Decision Tree Analysis is a basic, predictive modeling tool that has applications spanning a variety of different areas. Generally, decision trees are built via an algorithmic strategy that identifies methods to split a data set based on different conditions. It’s among the most commonly used and useful techniques for supervised learning. It is a non-parametric supervised learning method used for both regression and classification. The aim is creating a design that predicts the value of a target adjustable by learning simple decision rules inferred from the data features.
The decision rules are in the form of if-then-else statements. The deeper the tree, the much more complicated the rules and fitter the model.
Terminologies used in Decision tree:
- Instances – attributes that define the input.
- Attributes – it defines an instance.
- Concept – a function used to map an input to output.
- Target Concept – the result of the input i.e. the actual answer.
- Candidate Concept – it is a concept that we think is the actual target concept.
- Hypothesis Class – Set of all the possible functions.
- Sample – A set of inputs with a label, also known as the training set.
- Testing Set – used to test the candidate concept and determine its performance.
A decision tree is a tree-like graph with nodes that represent the location where we pick an attribute, edges represent the answer to the question and the leaves represent the real output or class label. They’re used in non-linear decision making with a simple linear decision surface.

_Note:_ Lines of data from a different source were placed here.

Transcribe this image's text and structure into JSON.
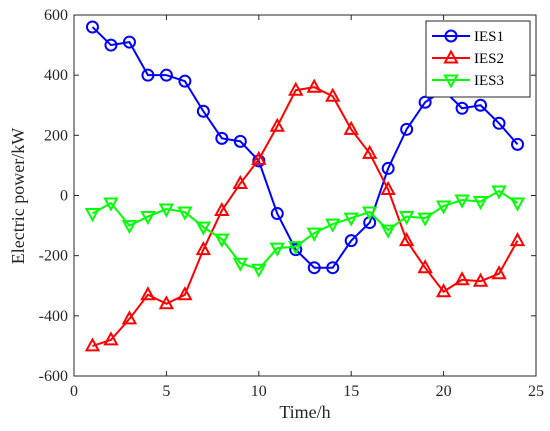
{
  "chart_data": {
    "type": "line",
    "xlabel": "Time/h",
    "ylabel": "Electric power/kW",
    "xlim": [
      0,
      25
    ],
    "ylim": [
      -600,
      600
    ],
    "xticks": [
      0,
      5,
      10,
      15,
      20,
      25
    ],
    "yticks": [
      -600,
      -400,
      -200,
      0,
      200,
      400,
      600
    ],
    "grid": false,
    "legend_position": "top-right",
    "x": [
      1,
      2,
      3,
      4,
      5,
      6,
      7,
      8,
      9,
      10,
      11,
      12,
      13,
      14,
      15,
      16,
      17,
      18,
      19,
      20,
      21,
      22,
      23,
      24
    ],
    "series": [
      {
        "name": "IES1",
        "color": "#0000ff",
        "marker": "circle",
        "values": [
          560,
          500,
          510,
          400,
          400,
          380,
          280,
          190,
          180,
          115,
          -60,
          -180,
          -240,
          -240,
          -150,
          -90,
          90,
          220,
          310,
          350,
          290,
          300,
          240,
          170
        ]
      },
      {
        "name": "IES2",
        "color": "#ff0000",
        "marker": "triangle-up",
        "values": [
          -500,
          -480,
          -410,
          -330,
          -360,
          -330,
          -180,
          -50,
          40,
          120,
          230,
          350,
          360,
          330,
          220,
          140,
          20,
          -150,
          -240,
          -320,
          -280,
          -285,
          -260,
          -150
        ]
      },
      {
        "name": "IES3",
        "color": "#00ff00",
        "marker": "triangle-down",
        "values": [
          -60,
          -25,
          -100,
          -70,
          -45,
          -55,
          -105,
          -145,
          -225,
          -245,
          -175,
          -170,
          -125,
          -95,
          -75,
          -55,
          -115,
          -70,
          -75,
          -35,
          -15,
          -20,
          15,
          -25
        ]
      }
    ]
  }
}
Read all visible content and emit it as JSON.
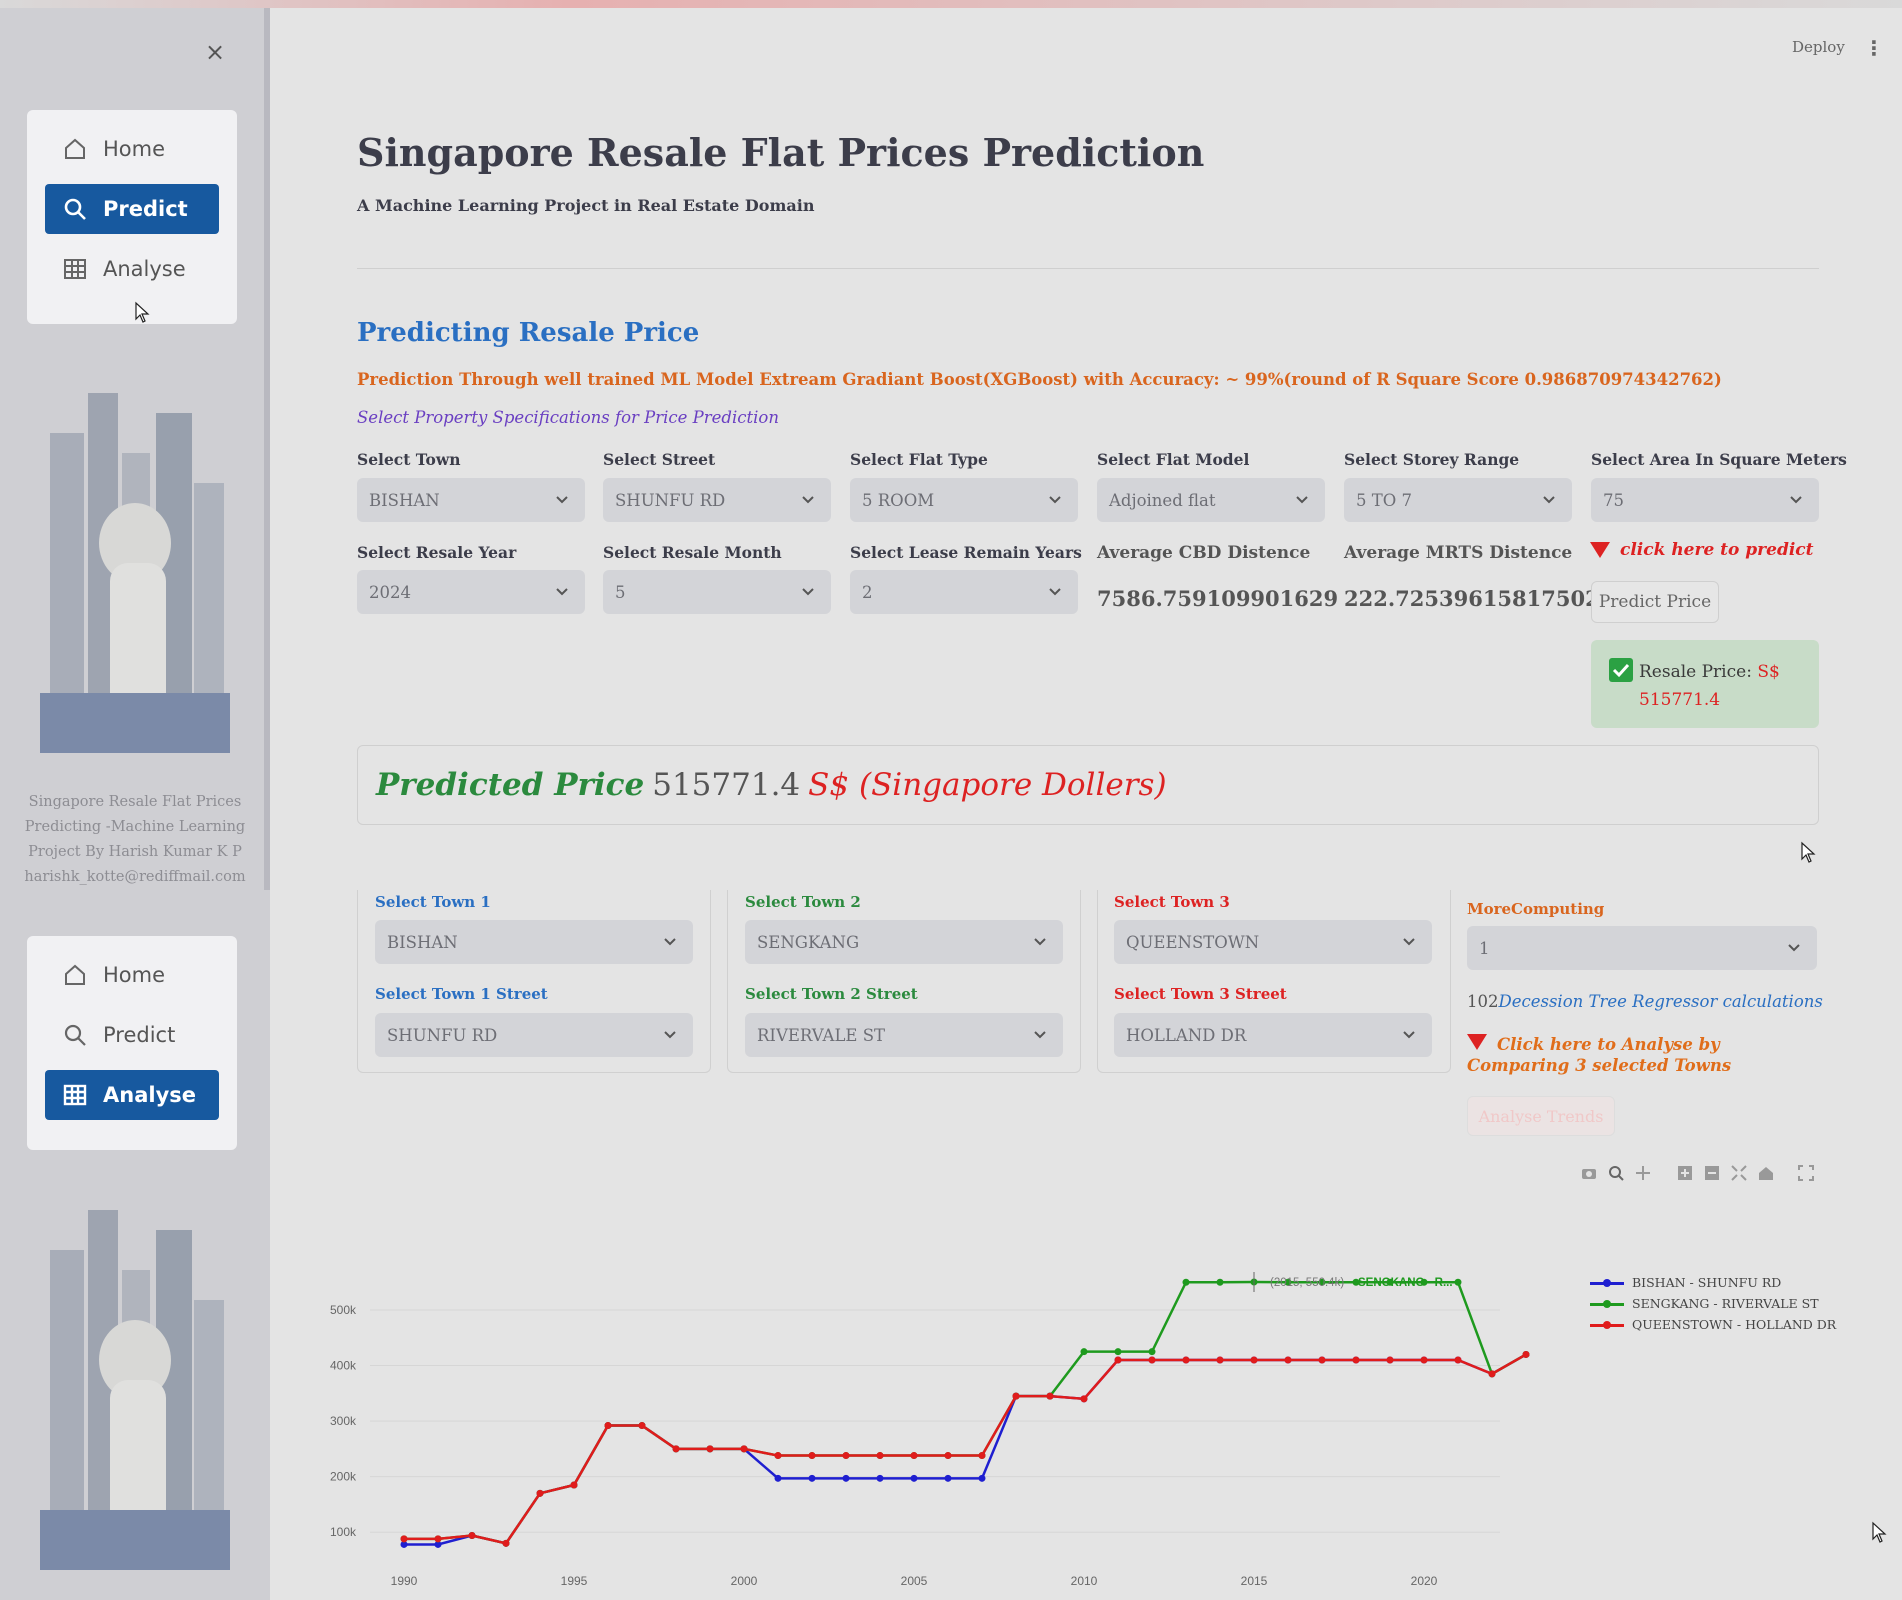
{
  "header": {
    "deploy_label": "Deploy",
    "menu_glyph": "⋮",
    "close_glyph": "×"
  },
  "sidebar": {
    "nav": [
      {
        "label": "Home",
        "icon": "home-icon"
      },
      {
        "label": "Predict",
        "icon": "search-icon"
      },
      {
        "label": "Analyse",
        "icon": "table-icon"
      }
    ],
    "top_active": "Predict",
    "bottom_active": "Analyse",
    "footer_lines": [
      "Singapore Resale Flat Prices",
      "Predicting -Machine Learning",
      "Project By Harish Kumar K P",
      "harishk_kotte@rediffmail.com"
    ]
  },
  "main": {
    "title": "Singapore Resale Flat Prices Prediction",
    "subtitle": "A Machine Learning Project in Real Estate Domain",
    "section_title": "Predicting Resale Price",
    "model_line": "Prediction Through well trained ML Model Extream Gradiant Boost(XGBoost) with Accuracy: ~ 99%(round of R Square Score 0.986870974342762)",
    "spec_line": "Select Property Specifications for Price Prediction",
    "fields_row1": [
      {
        "label": "Select Town",
        "value": "BISHAN"
      },
      {
        "label": "Select Street",
        "value": "SHUNFU RD"
      },
      {
        "label": "Select Flat Type",
        "value": "5 ROOM"
      },
      {
        "label": "Select Flat Model",
        "value": "Adjoined flat"
      },
      {
        "label": "Select Storey Range",
        "value": "5 TO 7"
      },
      {
        "label": "Select Area In Square Meters",
        "value": "75"
      }
    ],
    "fields_row2": [
      {
        "label": "Select Resale Year",
        "value": "2024"
      },
      {
        "label": "Select Resale Month",
        "value": "5"
      },
      {
        "label": "Select Lease Remain Years",
        "value": "2"
      }
    ],
    "cbd": {
      "label": "Average CBD Distence",
      "value": "7586.759109901629"
    },
    "mrts": {
      "label": "Average MRTS Distence",
      "value": "222.72539615817502"
    },
    "click_hint": "click here to predict",
    "predict_button": "Predict Price",
    "result": {
      "label": "Resale Price:",
      "currency": "S$",
      "value": "515771.4"
    },
    "banner": {
      "lead": "Predicted Price",
      "value": "515771.4",
      "tail": "S$ (Singapore Dollers)"
    }
  },
  "analyse": {
    "towns": [
      {
        "town_label": "Select Town 1",
        "town": "BISHAN",
        "street_label": "Select Town 1 Street",
        "street": "SHUNFU RD"
      },
      {
        "town_label": "Select Town 2",
        "town": "SENGKANG",
        "street_label": "Select Town 2 Street",
        "street": "RIVERVALE ST"
      },
      {
        "town_label": "Select Town 3",
        "town": "QUEENSTOWN",
        "street_label": "Select Town 3 Street",
        "street": "HOLLAND DR"
      }
    ],
    "more_label": "MoreComputing",
    "more_value": "1",
    "dt_count": "102",
    "dt_text": "Decession Tree Regressor calculations",
    "hint": "Click here to Analyse by Comparing 3 selected Towns",
    "button": "Analyse Trends"
  },
  "chart_data": {
    "type": "line",
    "xlim": [
      1989,
      2024
    ],
    "ylim": [
      50000,
      590000
    ],
    "x_ticks": [
      1990,
      1995,
      2000,
      2005,
      2010,
      2015,
      2020
    ],
    "x_tick_labels": [
      "1990",
      "1995",
      "2000",
      "2005",
      "2010",
      "2015",
      "2020"
    ],
    "y_ticks": [
      100000,
      200000,
      300000,
      400000,
      500000
    ],
    "y_tick_labels": [
      "100k",
      "200k",
      "300k",
      "400k",
      "500k"
    ],
    "legend_position": "right",
    "series": [
      {
        "name": "BISHAN - SHUNFU RD",
        "color": "#1f1fd0",
        "x": [
          1990,
          1991,
          1992,
          1993,
          1994,
          1995,
          1996,
          1997,
          1998,
          1999,
          2000,
          2001,
          2002,
          2003,
          2004,
          2005,
          2006,
          2007,
          2008,
          2009,
          2010,
          2011,
          2012,
          2013,
          2014,
          2015,
          2016,
          2017,
          2018,
          2019,
          2020,
          2021,
          2022,
          2023
        ],
        "y": [
          78000,
          78000,
          94000,
          80000,
          170000,
          185000,
          292000,
          292000,
          250000,
          250000,
          250000,
          197000,
          197000,
          197000,
          197000,
          197000,
          197000,
          197000,
          345000,
          345000,
          340000,
          410000,
          410000,
          410000,
          410000,
          410000,
          410000,
          410000,
          410000,
          410000,
          410000,
          410000,
          385000,
          420000
        ]
      },
      {
        "name": "SENGKANG - RIVERVALE ST",
        "color": "#1e9a1e",
        "x": [
          1990,
          1991,
          1992,
          1993,
          1994,
          1995,
          1996,
          1997,
          1998,
          1999,
          2000,
          2001,
          2002,
          2003,
          2004,
          2005,
          2006,
          2007,
          2008,
          2009,
          2010,
          2011,
          2012,
          2013,
          2014,
          2015,
          2016,
          2017,
          2018,
          2019,
          2020,
          2021,
          2022,
          2023
        ],
        "y": [
          88000,
          88000,
          94000,
          80000,
          170000,
          185000,
          292000,
          292000,
          250000,
          250000,
          250000,
          238000,
          238000,
          238000,
          238000,
          238000,
          238000,
          238000,
          345000,
          345000,
          425000,
          425000,
          425000,
          550000,
          550000,
          550400,
          550000,
          550000,
          550000,
          550000,
          550000,
          550000,
          385000,
          420000
        ]
      },
      {
        "name": "QUEENSTOWN - HOLLAND DR",
        "color": "#e01c1c",
        "x": [
          1990,
          1991,
          1992,
          1993,
          1994,
          1995,
          1996,
          1997,
          1998,
          1999,
          2000,
          2001,
          2002,
          2003,
          2004,
          2005,
          2006,
          2007,
          2008,
          2009,
          2010,
          2011,
          2012,
          2013,
          2014,
          2015,
          2016,
          2017,
          2018,
          2019,
          2020,
          2021,
          2022,
          2023
        ],
        "y": [
          88000,
          88000,
          94000,
          80000,
          170000,
          185000,
          292000,
          292000,
          250000,
          250000,
          250000,
          238000,
          238000,
          238000,
          238000,
          238000,
          238000,
          238000,
          345000,
          345000,
          340000,
          410000,
          410000,
          410000,
          410000,
          410000,
          410000,
          410000,
          410000,
          410000,
          410000,
          410000,
          385000,
          420000
        ]
      }
    ],
    "hover_label": "(2015, 550.4k)",
    "hover_series": "SENGKANG - R..."
  }
}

Decision trees classify the cases by sorting them down the tree in the root to several leaf nodes, the leaf node providing the classification of the cases. Each and every node in the tree functions as a test case for some attribute, and every edge descending out of that node corresponds to 1 of the possible output to the test case. This procedure is recursive in nature and is repeated for each subtree rooted at the new nodes.
Constructing a Decision Tree:
A tree could be “learned” by splitting the resource set into subsets depending on an attribute value test. This procedure is repeated on every derived subset in a recursive manner known as recursive partitioning. The recursion is completed once all the subset at a node has the same value as of the target variable, or when splitting no longer adds worth to the predictions. The construction of decision tree classifier doesn’t involve any domain knowledge or parameter setting, and thus is appropriate for exploratory knowledge discovery. Decision trees are able to handle high dimensional data. A decision tree classifier has good accuracy. Decision tree induction is a normal inductive strategy to learn knowledge on classification.
A simple classification of Decision Tree:
To make it simple to understand, a decision tree can be used to represent any Boolean function of the input attributes. Let’s analyze a decision tree example for three Boolean gates AND, OR, XOR.
- Boolean AND
In the above figure, we can see that there are 2 candidate concepts for making the decision tree that runs the And operation. Likewise, we can make a decision tree that performs the boolean OR or XOR operation.
- Boolean OR
- Boolean XOR
Strengths and Weakness of the Decision Tree
Strengths- It is capable of generating understandable rules.
- It performs classification with a little computational.
- It can handle both continuous as well as categorical variables.
- It provides a clear picture of the fields that are important for prediction or classifications
Weakness
- Decision trees are less appropriate for estimations in which the objective is predicting the value of a consistent attribute.
- Decision trees are susceptible to mistakes in classification problems with many classes and a relatively small number of training examples.
- It may be computationally expensive to train. The method of growing a decision tree is computationally costly. At every node, each applicant splitting field has to be sorted before its best split may be found. In certain algorithms, combinations of fields are employed and research has to be made for maximum combining weights. Pruning algorithms may also be expensive since many candidate sub-trees must be created and compared.